Metrics matter. There are two ways to calculate 'the most expensive neighborhoods' in Boston. One is by the average asking price – basically, if one neighborhood averages $800,000 but another is just $300,000. The other approach is measuring the average price per square foot.
Why does this matter? The first approach doesn't take into account the different types of housing product. For example, while two neighborhoods may both have an average asking price of $600,000, in one neighborhood that may buy a 2,000sq.ft. house ($300/sq.ft.), but only a 600sq.ft. condo ($1,000/sq.ft.) in the other. In order to give a meaningful comparison of the price of a built square foot across neighborhoods, the preferred metric at NeighborhoodX is price per square foot.
Within the city of Boston, the most expensive neighborhoods on a per-square-foot basis are Back Bay, Bay Village, Beacon Hill, Fenway-Kenmore, Financial District, Seaport, South End, Theatre District, and the Waterfront. These neighborhoods consistently average over $1,000/sq.ft., and in some cases much higher.

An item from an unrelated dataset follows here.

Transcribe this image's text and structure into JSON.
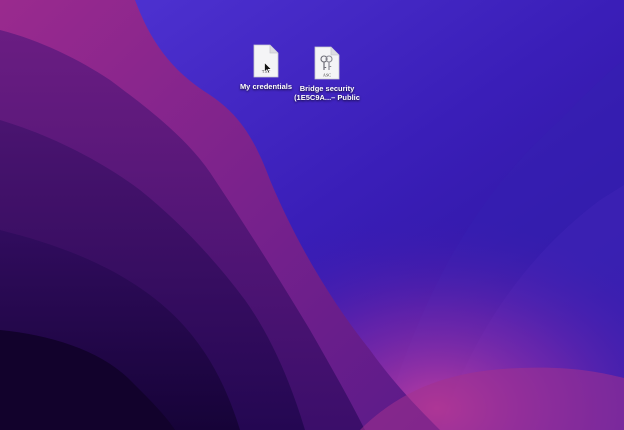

It is worth mentioning Chestnut Hill here, which is a neighborhood that spans Boston, Brookline, and Newton. On a per-square-foot basis, it is also among the most expensive in greater Boston.
We're going to math you out for a moment longer. One of the reasons that our charts look different than most other marker reports is that we report not just the average price per square foot, but also the price range within the neighborhood to identify the most and least expensive properties on a price/sq.ft. basis. Why? Let's imagine two neighborhoods with the same average price of $1,000 per square foot. One might have a tight range of $900-$1,100, while the other ranges broadly from $600-2,000 per square foot. This suggests very different housing types and market conditions. As a result, the price ranges add context that would be hidden if we just looked at the average by itself.

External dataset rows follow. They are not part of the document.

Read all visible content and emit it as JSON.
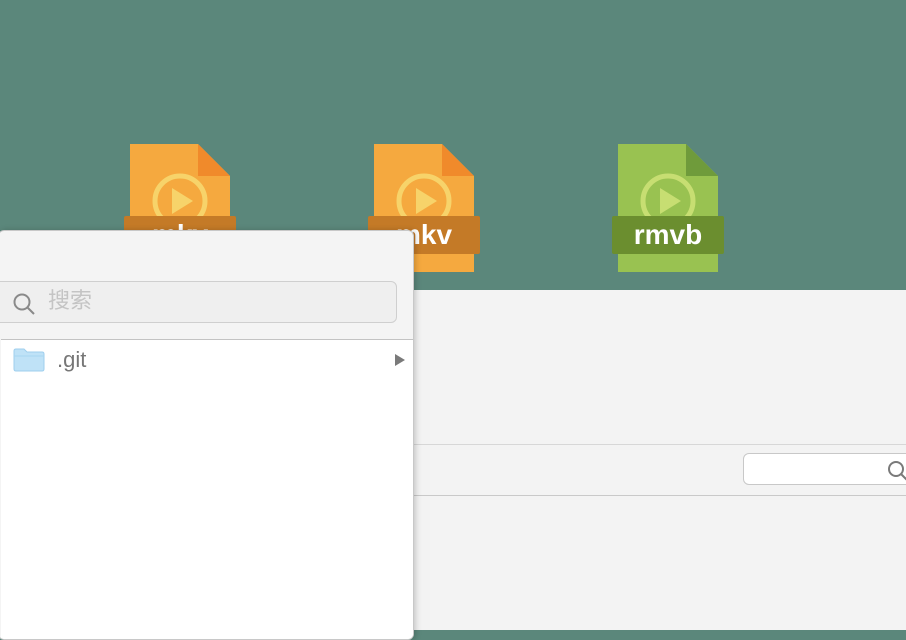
{
  "desktop": {
    "background": "#5b877b",
    "files": [
      {
        "ext": "mkv",
        "color": "#f5a93f",
        "fold": "#f08a2b",
        "band": "#c47a27",
        "icon": "video-file-icon"
      },
      {
        "ext": "mkv",
        "color": "#f5a93f",
        "fold": "#f08a2b",
        "band": "#c47a27",
        "icon": "video-file-icon"
      },
      {
        "ext": "rmvb",
        "color": "#99c251",
        "fold": "#6f9b3b",
        "band": "#6b8e2f",
        "icon": "video-file-icon"
      }
    ]
  },
  "front_panel": {
    "search": {
      "placeholder": "搜索",
      "icon": "search-icon"
    },
    "list": [
      {
        "label": ".git",
        "icon": "folder-icon",
        "chevron": "chevron-right-icon"
      }
    ]
  },
  "back_window": {
    "search": {
      "value": "",
      "icon": "search-icon"
    }
  }
}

New condo developments drive up average prices for a neighborhood. In greater Boston, two of the most expensive neighborhoods barely existed ten years ago. The average asking price in the Seaport is, some months, higher than than of Beacon Hill, and the new Assembly Square condos have higher average prices than those in historic Harvard Square. This is because these two new neighborhoods have only one housing type – new, luxury condominiums – and as a result, this would only occupy the upper end of the price range in any more established neighborhood. Instead, in these neighborhoods, it represents the entire price range. Also, historic neighborhoods have a diversity of pricing that reflects the diversity of housing types, from townhouses to tiny condos and converted carriage houses.
That said, while the average asking price in these new neighborhoods is driven up by the concentration of new condominiums, the upper end of the price range in the historic neighborhoods is much higher than that in these new neighborhoods. At the upper end, prices for Back Bay ($3,800/sq.ft.+) and Beacon Hill ($2,600/sq.ft.+) condos are higher than the most expensive prices in Seaport ($2,000/sq.ft.).